A woman has been charged with the voluntary manslaughter of a newborn baby who was drowned and left in a dumpster in San Francisco 17 years ago. Angela Onduto, 47, was finally caught after nearly two decades thanks to a Costco receipt and DNA evidence.
The body of the newborn baby girl named Matea Esperanza, meaning “hope” or “gift of God,” was discovered abandoned in a dumpster at Parkside Apartments in Union City, in May 2009. The discovery was made by a man searching for recyclables in the trash, reports The Sun.
An autopsy conducted at the time revealed that baby Matea had died by drowning less than 24 hours before she was dumped at the location. However, there wasn’t enough evidence at the time to convict anybody of the crime. The case remained cold for almost 17 years with a breakthrough finally coming in 2025.
Angela Onduto was a person of interest in the initial investigation, but it wasn’t until “advanced DNA analysis of evidence collected in 2009” was conducted and proved she was the mother of the child that detectives zeroed in on her, as per Fox 28. The DNA certainly connected her to the victim but investigators needed something more. Luckily, something else was discovered in the dumpster that would help charge and convict Onduto.
A Costco receipt found in the dumpster helped find the killer
The DNA evidence linked Onduto to the child but a Costco receipt, which was also found in the dumpster and stored as evidence, linked her to the scene of the crime. The receipt, along with the DNA evidence was enough to arrest Onduto.

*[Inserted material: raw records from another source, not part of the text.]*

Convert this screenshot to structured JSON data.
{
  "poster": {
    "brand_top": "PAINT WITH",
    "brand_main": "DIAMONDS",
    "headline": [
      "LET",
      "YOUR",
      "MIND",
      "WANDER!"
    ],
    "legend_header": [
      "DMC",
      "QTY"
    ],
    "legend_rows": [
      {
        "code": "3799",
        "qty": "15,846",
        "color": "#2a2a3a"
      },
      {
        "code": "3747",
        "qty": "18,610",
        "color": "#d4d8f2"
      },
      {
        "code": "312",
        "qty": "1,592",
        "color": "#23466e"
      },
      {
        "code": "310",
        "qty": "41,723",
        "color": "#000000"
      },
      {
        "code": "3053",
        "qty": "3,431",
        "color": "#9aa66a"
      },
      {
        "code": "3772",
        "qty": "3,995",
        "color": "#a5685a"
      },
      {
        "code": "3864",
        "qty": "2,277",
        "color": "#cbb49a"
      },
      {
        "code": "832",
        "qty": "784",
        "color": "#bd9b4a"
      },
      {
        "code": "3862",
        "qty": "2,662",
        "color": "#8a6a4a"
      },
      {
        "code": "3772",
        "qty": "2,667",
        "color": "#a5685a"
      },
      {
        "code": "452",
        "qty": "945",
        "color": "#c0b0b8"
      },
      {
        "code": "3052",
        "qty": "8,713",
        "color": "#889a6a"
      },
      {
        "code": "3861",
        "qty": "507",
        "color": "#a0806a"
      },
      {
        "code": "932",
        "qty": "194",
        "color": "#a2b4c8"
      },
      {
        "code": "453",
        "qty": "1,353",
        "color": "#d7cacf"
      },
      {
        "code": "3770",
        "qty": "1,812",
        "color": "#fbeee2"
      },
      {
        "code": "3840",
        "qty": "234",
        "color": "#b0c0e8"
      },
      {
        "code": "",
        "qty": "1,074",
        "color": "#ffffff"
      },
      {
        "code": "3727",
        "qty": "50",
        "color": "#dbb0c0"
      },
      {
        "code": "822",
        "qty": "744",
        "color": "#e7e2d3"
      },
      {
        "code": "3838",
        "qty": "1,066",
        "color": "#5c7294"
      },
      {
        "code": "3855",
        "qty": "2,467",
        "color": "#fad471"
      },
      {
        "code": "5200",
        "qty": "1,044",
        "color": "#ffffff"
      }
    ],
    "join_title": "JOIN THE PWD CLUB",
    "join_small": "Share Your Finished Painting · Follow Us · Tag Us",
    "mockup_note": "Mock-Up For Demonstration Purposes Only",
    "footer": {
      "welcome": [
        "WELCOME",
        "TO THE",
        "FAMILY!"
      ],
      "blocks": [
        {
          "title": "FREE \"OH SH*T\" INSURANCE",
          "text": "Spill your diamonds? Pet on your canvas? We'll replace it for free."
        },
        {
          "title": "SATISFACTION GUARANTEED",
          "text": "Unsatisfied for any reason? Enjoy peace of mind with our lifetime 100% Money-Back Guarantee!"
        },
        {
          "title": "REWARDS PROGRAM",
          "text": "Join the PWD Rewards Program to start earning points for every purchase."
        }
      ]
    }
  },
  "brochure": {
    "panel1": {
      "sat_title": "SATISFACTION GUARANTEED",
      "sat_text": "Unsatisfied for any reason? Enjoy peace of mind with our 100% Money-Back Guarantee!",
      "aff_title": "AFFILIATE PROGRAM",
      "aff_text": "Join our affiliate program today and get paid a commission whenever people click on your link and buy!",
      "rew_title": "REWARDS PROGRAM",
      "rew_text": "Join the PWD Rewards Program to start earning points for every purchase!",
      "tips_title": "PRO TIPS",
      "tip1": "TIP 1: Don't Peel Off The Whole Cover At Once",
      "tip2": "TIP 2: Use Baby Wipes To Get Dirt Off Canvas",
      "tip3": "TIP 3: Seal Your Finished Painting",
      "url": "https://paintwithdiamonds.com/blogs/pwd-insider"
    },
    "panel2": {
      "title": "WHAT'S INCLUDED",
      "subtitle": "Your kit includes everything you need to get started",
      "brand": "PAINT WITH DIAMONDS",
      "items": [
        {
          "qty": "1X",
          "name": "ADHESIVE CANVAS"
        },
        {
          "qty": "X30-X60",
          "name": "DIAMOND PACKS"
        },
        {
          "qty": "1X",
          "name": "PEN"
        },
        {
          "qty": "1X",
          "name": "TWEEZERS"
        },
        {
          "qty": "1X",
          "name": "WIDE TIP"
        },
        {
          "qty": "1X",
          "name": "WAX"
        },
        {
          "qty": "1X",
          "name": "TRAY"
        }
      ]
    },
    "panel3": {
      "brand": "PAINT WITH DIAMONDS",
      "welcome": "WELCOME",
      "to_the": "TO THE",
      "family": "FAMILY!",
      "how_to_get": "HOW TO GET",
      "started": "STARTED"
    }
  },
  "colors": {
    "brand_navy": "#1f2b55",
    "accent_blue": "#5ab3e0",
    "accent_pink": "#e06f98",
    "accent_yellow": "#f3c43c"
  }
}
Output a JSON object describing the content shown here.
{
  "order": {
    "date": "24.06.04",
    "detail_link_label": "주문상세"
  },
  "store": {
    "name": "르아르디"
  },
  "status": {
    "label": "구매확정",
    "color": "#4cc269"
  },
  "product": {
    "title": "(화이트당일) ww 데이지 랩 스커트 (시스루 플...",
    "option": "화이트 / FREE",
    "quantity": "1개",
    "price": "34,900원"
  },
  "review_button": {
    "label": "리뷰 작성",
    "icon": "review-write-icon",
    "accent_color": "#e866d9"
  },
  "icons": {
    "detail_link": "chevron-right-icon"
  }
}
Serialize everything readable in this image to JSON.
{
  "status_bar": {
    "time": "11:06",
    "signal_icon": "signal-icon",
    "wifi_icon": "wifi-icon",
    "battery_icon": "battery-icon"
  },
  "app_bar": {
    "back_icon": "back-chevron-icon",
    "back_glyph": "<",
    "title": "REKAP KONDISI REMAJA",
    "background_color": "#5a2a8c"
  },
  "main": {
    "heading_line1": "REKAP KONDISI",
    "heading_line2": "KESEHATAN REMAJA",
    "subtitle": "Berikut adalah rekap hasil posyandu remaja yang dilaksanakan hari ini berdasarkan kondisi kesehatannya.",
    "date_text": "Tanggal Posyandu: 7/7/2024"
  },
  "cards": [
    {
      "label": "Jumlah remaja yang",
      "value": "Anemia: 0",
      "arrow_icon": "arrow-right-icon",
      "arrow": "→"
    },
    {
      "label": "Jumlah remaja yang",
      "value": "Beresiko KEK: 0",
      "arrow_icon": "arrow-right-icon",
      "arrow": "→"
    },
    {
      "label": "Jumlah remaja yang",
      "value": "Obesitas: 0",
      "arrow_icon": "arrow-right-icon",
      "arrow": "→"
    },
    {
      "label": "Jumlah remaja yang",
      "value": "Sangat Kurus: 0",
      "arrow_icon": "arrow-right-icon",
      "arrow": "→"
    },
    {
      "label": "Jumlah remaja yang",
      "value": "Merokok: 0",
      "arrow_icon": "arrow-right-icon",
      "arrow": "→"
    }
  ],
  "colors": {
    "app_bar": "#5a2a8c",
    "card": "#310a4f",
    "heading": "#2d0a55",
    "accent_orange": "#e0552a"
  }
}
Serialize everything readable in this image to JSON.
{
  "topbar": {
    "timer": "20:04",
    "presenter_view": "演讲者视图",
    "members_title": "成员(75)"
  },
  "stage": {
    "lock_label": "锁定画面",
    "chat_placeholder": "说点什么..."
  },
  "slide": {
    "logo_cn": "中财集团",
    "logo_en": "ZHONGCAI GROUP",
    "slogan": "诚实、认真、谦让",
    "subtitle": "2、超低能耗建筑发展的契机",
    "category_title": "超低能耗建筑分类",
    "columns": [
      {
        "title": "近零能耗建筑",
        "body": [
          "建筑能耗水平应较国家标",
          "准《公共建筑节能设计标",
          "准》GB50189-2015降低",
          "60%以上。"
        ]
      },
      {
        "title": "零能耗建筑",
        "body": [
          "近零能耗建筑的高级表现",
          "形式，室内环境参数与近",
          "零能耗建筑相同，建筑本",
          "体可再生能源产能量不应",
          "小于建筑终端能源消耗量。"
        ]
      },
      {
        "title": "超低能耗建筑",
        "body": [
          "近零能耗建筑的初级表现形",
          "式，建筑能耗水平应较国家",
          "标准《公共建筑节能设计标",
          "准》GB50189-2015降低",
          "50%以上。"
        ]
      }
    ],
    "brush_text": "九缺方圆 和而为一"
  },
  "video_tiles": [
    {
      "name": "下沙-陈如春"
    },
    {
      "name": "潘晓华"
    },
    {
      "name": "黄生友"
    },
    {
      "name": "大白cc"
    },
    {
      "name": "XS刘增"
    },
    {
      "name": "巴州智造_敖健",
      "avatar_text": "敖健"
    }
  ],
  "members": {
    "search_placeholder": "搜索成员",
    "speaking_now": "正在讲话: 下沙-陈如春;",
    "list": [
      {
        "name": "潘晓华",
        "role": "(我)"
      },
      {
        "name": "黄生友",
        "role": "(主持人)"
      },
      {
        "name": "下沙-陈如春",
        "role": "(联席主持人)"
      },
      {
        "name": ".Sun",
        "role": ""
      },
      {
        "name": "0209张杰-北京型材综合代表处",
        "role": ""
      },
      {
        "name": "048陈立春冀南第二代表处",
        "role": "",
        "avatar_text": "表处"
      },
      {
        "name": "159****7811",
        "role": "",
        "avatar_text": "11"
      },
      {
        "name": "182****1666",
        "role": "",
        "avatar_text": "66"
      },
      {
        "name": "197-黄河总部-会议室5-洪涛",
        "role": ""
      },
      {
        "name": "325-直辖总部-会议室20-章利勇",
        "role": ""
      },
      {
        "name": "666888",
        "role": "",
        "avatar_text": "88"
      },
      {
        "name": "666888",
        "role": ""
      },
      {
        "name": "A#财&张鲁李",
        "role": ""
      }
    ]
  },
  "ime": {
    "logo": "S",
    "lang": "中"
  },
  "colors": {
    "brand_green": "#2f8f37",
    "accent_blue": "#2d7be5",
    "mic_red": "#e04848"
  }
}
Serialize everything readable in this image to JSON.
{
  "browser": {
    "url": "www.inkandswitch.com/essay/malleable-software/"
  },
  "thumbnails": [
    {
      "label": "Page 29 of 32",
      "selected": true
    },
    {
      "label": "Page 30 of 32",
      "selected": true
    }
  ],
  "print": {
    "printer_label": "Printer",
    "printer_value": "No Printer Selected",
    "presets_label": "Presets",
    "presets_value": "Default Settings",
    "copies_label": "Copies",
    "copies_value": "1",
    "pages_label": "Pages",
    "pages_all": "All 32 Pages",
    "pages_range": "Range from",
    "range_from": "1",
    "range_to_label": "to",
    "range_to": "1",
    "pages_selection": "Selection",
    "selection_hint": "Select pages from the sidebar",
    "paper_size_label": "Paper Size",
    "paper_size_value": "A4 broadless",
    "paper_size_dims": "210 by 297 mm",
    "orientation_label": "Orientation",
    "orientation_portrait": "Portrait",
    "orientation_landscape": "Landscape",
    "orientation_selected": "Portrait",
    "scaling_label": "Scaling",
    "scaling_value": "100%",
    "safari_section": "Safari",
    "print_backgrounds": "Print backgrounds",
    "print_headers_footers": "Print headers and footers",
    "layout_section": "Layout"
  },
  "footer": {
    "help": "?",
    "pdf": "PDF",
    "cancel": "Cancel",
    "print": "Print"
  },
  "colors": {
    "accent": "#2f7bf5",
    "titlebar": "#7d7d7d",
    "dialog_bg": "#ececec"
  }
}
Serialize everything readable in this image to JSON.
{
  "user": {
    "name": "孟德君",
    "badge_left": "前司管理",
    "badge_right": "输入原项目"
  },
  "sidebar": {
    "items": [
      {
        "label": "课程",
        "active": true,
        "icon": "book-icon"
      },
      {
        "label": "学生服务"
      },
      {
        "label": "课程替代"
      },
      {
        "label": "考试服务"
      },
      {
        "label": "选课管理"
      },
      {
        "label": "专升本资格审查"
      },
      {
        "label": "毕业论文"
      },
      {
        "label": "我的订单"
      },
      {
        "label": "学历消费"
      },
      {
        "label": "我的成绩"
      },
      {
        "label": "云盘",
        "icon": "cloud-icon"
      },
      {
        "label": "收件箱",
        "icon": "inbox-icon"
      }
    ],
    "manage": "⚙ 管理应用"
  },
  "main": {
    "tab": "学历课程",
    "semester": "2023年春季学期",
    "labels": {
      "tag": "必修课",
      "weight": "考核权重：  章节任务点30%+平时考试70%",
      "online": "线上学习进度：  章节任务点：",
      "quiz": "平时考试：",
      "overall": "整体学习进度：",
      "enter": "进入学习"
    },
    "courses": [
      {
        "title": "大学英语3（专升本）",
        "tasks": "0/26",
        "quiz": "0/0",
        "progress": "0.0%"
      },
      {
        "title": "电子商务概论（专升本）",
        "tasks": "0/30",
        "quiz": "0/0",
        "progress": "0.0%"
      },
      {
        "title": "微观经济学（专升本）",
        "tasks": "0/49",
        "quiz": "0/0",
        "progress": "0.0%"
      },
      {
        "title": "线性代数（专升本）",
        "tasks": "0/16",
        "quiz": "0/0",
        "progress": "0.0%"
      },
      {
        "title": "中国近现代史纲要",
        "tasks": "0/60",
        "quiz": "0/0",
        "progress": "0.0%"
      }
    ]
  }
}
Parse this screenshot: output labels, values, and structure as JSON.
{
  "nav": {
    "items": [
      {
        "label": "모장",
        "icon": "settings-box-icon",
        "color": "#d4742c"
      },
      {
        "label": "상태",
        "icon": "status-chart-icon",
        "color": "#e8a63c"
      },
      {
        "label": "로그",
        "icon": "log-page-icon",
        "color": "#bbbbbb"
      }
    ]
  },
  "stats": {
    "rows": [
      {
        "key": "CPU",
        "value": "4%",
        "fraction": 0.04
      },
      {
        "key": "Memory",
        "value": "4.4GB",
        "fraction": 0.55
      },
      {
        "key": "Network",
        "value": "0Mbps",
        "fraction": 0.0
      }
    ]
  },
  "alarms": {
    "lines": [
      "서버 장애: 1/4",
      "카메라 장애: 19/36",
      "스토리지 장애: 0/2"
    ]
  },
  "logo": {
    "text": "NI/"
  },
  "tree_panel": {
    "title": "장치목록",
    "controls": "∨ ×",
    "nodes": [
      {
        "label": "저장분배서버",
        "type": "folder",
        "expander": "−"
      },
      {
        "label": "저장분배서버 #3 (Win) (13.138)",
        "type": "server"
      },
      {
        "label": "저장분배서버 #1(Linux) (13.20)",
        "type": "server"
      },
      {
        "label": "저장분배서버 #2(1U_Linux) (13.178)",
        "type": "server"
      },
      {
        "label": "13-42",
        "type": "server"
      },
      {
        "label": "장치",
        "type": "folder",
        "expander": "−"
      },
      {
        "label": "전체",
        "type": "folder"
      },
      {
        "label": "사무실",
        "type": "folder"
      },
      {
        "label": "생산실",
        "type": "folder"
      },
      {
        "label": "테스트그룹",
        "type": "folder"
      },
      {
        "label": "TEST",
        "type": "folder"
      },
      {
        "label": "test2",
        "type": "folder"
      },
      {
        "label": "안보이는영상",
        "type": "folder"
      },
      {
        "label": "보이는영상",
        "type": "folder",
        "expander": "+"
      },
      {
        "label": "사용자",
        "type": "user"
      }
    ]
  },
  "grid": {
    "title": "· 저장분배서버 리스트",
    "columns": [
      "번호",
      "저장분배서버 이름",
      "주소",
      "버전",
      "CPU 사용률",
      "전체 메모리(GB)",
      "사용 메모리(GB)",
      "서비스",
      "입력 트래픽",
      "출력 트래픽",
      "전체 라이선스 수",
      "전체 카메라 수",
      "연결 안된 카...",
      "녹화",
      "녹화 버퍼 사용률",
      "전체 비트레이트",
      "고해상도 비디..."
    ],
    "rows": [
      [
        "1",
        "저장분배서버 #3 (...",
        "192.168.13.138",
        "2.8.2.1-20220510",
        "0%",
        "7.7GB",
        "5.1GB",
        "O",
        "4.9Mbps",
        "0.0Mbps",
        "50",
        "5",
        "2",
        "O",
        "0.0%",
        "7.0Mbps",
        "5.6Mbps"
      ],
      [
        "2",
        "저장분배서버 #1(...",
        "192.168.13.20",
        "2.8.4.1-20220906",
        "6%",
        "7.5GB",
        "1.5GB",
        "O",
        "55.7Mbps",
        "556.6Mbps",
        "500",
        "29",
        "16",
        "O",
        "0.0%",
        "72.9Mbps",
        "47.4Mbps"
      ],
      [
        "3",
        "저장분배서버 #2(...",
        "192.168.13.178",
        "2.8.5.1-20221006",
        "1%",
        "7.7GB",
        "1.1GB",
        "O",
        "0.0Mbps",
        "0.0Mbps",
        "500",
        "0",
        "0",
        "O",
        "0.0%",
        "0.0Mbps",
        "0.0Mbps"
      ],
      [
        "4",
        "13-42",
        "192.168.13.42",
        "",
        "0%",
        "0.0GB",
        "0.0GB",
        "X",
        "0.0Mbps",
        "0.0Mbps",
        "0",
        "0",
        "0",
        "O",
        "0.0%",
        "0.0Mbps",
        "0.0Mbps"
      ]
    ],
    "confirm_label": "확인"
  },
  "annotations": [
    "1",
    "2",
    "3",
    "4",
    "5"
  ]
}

Authorities traveled to Denver and coordinated with local law enforcement and arrested the 47-year-old in May 2025, right around what would have been Matea’s 16th birthday. Charges were initially withheld pending further forensic analysis but a few weeks later a murder charge was filed against Angela Onduto.
In a charging statement detectives wrote that “Angela expressed no remorse.” Onduto’s medical license (to practice physical therapy) was revoked following her arrest although her lawyers argued that the case had no bearing on her medical career stating that “[Onduto] labored for hours overnight and gave birth alone in her bathtub, then drowned the baby almost immediately post-partum.”
Onduto was sentenced after she pleaded no contest to the charge of voluntary manslaughter, but was only handed a sentence of six years in prison.